Melihat deret rekam jejak ini, saya berpendapat bahwa Puan mempunyai potensi profesionalitas untuk menjalankan berbagai tugas Menteri Koordinator. Mengutip testimoni Wapres, Jusuf Kalla: Puan memang belum memiliki pengalaman di Kementerian. Namun, pengalaman Puan di bidang politik dinilai cukup untuk menjadi seorang menteri koordinator. "Ya tidak ada orang yang langsung berpengalaman, semua harus dimulai dari awal, tapi Puan kan sudah berpengalaman di DPR," (Merdeka; http://goo.gl/IcSfQt).

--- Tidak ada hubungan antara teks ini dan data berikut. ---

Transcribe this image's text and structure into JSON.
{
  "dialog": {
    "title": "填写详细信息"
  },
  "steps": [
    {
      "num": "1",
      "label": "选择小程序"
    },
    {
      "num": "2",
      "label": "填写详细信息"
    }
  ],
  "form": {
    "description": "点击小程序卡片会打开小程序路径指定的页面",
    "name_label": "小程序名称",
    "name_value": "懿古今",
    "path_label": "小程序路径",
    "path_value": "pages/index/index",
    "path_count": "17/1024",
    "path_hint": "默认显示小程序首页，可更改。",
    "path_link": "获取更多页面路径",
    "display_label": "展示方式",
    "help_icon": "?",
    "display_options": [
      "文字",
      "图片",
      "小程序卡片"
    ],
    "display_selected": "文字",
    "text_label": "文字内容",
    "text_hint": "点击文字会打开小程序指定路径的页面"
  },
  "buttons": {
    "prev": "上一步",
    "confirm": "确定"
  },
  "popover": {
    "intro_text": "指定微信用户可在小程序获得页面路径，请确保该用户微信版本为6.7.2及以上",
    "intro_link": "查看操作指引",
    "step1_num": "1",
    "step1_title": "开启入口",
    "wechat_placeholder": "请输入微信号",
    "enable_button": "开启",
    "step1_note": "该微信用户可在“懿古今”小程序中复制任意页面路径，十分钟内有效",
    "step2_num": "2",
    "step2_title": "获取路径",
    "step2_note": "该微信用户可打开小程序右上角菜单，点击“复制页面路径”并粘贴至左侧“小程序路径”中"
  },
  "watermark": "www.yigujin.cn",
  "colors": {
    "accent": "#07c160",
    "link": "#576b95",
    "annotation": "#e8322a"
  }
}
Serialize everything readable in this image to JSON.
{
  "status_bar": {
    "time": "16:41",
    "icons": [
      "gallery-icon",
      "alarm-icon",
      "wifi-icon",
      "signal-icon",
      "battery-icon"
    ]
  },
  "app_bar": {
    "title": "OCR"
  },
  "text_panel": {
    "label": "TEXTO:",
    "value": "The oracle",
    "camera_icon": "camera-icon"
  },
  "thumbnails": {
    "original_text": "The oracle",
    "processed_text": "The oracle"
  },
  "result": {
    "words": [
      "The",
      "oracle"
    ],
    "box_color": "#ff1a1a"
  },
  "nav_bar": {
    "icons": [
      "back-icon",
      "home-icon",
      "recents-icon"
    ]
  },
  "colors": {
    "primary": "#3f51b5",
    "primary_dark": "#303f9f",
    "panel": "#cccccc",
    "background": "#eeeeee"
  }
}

Setelah melihat dan menimbang secara holistik dari sisi hukum, etika dan profesionalitas, saya pikir tidak ada masalah bagi Puan Maharani menjabat sebagai Menko Pembangunan Manusia dan Kebudayaan. Kita tunggu saja hasil kinerjanya di kabinet, apakah akan sesuai dengan ekspektasi Presiden (sebagai atasannya) dan masyarakat (sebagai objek yang dilayaninya) atau tidak? Dan jika ternyata tidak, baru kita berhak untuk “men-judgement-nya”. Mohon bersabar sampai pada waktunya!